I think the lines between various types of brain things can be blurry....but there are distinct types of brain things (or distinct ways of classifying them, depending on context and purpose of classification), and based on our limited knowledge and currently simplistic classification of all brain things regardless of context (which I find very paradoxical), I agree with you that ASDs are not mental illnesses.
(That said, to highlight how I think about it outside of the simplistic classifications.....
There are people with schizophrenia who show lifelong symptoms of developmental disorder which have given rise to a theory that there is at least one type of schizophrenia that is a developmental disability involving psychosis...An alternative explanation for this is that there are people with schizophrenia who also have developmental disability as a separate brain thing that has been overlooked only because they have been diagnosed with schizophrenia. (But the alternative explanation calls attention to the fact that our definitions are somewhat arbitrary -- they lack contextual relevence in the name of being objective, but are informed heavily by unacknowledged contextual variables (like the affected individual's personal circumstances, what their life is like and what struggles they do or do not experience in the world; the individual perceptions and biases of clinicians and researchers, which are informed by cultural perceptions and bias; and also by the way that health and social support systems are organized) because we don't actually know what causes the symptoms that we attempt to group and separate into distinct disorders/conditions....How does one know the psychosis is unrelated to the developmental disability symtoms when it isn't really understood what's happening in the brain, or in the body more generally, to cause any of it?).

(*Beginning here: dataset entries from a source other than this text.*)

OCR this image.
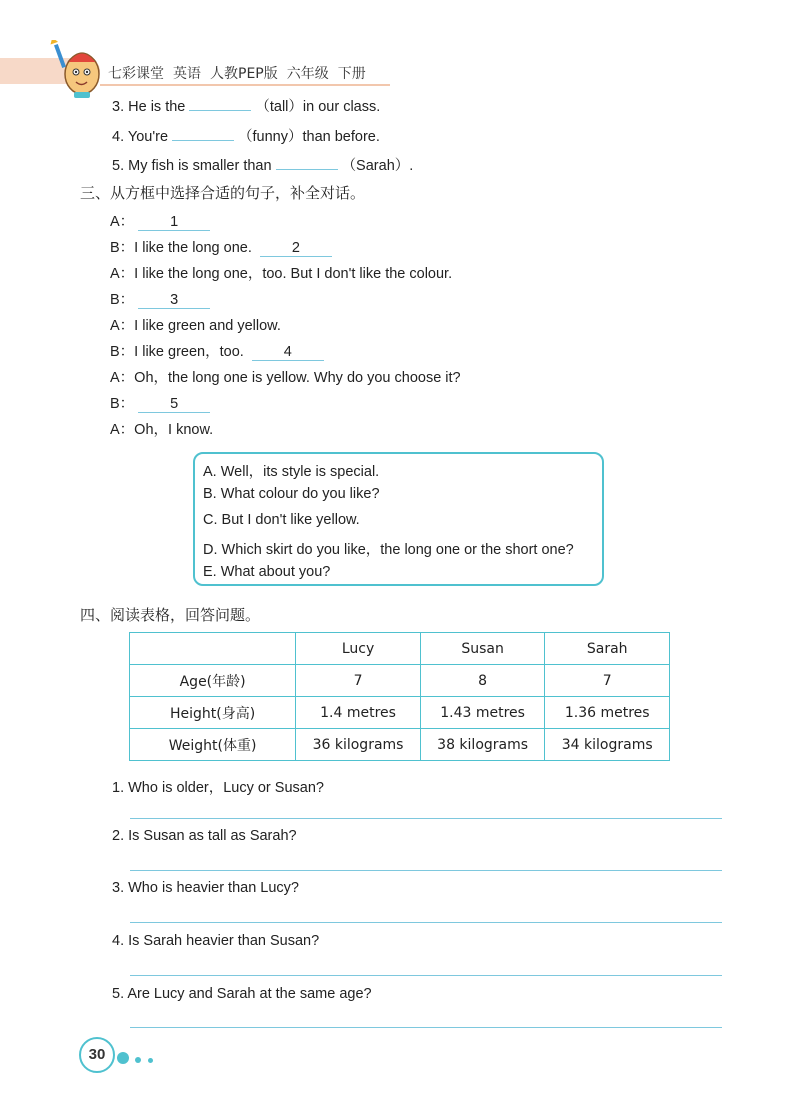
七彩课堂 英语 人教PEP版 六年级 下册
3. He is the	（tall）in our class.
4. You're	（funny）than before.
5. My fish is smaller than	（Sarah）.
三、从方框中选择合适的句子，补全对话。
A： 1
B：I like the long one.	2
A：I like the long one，too. But I don't like the colour.
B： 3
A：I like green and yellow.
B：I like green，too.	4
A：Oh，the long one is yellow. Why do you choose it?
B： 5
A：Oh，I know.
A. Well，its style is special.
B. What colour do you like?
C. But I don't like yellow.
D. Which skirt do you like，the long one or the short one?
E. What about you?
四、阅读表格，回答问题。
	Lucy	Susan	Sarah
Age(年龄)	7	8	7
Height(身高)	1.4 metres	1.43 metres	1.36 metres
Weight(体重)	36 kilograms	38 kilograms	34 kilograms
1. Who is older，Lucy or Susan?
2. Is Susan as tall as Sarah?
3. Who is heavier than Lucy?
4. Is Sarah heavier than Susan?
5. Are Lucy and Sarah at the same age?
30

There is also a condition that is not officially recognized in diagnostic manuals (as far as I know) called "Multiple Complex Developmental Disorder" that is considered a childhood developmental disorder and includes thought disorder/psychosis as one of the core symptoms.....I suspect the group of children described as having MCDD has the same brain thing(s) as the adults with schizophrenia + a history of developmental disability. )
However, I only recently talked to someone who doesn't share this belief at all. Who things aspies are "crazy". It is these people who define it as a "disability".

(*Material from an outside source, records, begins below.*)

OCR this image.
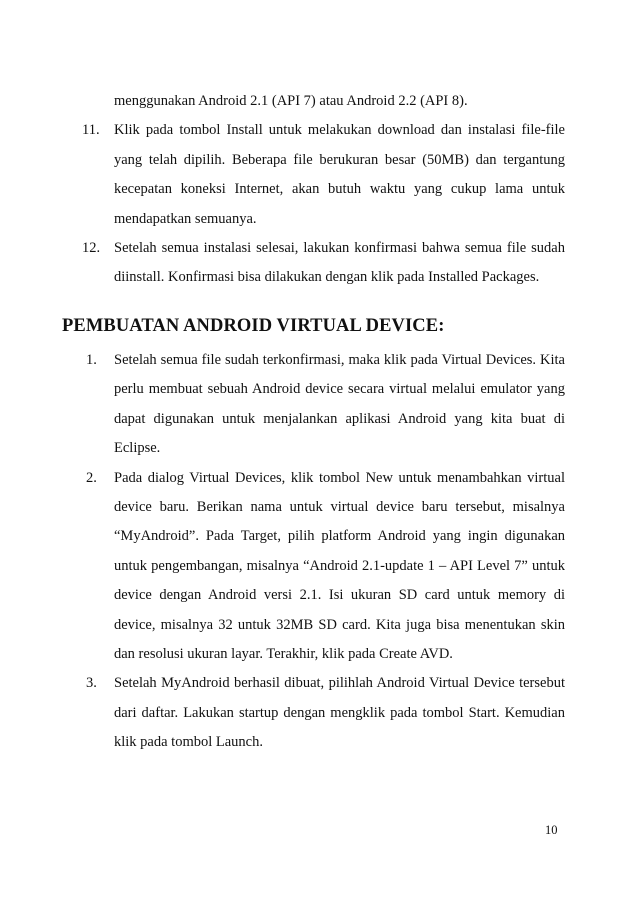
menggunakan Android 2.1 (API 7) atau Android 2.2 (API 8).
11. Klik pada tombol Install untuk melakukan download dan instalasi file-file yang telah dipilih. Beberapa file berukuran besar (50MB) dan tergantung kecepatan koneksi Internet, akan butuh waktu yang cukup lama untuk mendapatkan semuanya.
12. Setelah semua instalasi selesai, lakukan konfirmasi bahwa semua file sudah diinstall. Konfirmasi bisa dilakukan dengan klik pada Installed Packages.
PEMBUATAN ANDROID VIRTUAL DEVICE:
1. Setelah semua file sudah terkonfirmasi, maka klik pada Virtual Devices. Kita perlu membuat sebuah Android device secara virtual melalui emulator yang dapat digunakan untuk menjalankan aplikasi Android yang kita buat di Eclipse.
2. Pada dialog Virtual Devices, klik tombol New untuk menambahkan virtual device baru. Berikan nama untuk virtual device baru tersebut, misalnya “MyAndroid”. Pada Target, pilih platform Android yang ingin digunakan untuk pengembangan, misalnya “Android 2.1-update 1 – API Level 7” untuk device dengan Android versi 2.1. Isi ukuran SD card untuk memory di device, misalnya 32 untuk 32MB SD card. Kita juga bisa menentukan skin dan resolusi ukuran layar. Terakhir, klik pada Create AVD.
3. Setelah MyAndroid berhasil dibuat, pilihlah Android Virtual Device tersebut dari daftar. Lakukan startup dengan mengklik pada tombol Start. Kemudian klik pada tombol Launch.
10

I generally define ASDs as disabilities but it's not because I think that ASDers are broken or defective or "crazy" (or psychotic or experiencing thought disorder....such an interesting name "thought disorder" -- it never stops seeming odd to me that thoughts can be considered disordered, no matter how strange and detached from reality those thoughts may be).....there are a lot of reasons why, and I am not entirely certain about what all they are yet, let alone how to explain the ones I am certain of. But I will say:
I think of the term "disability" literally, as denoting a lack of a certain ability/abilitiesthat the majority of other people have ..... or of being unable to do some task or activity a particular way that most other people can do it (even if one can do the task/activity but only in a different way) in a world where if one can't do the task in that particular way that most people can do it, then one has no opportunity to do it at all.
ASDs can also be gifts, as they can confer abilities most other people don't have.
To me the disability and extraordinary/unusual ability parts of autism that I experience are neutral and factual and I think that disabilities and extraordinary/unusual abilities are both totally normal and common and acceptable parts of human diversity -- neither automatically good nor automatically bad. They just are.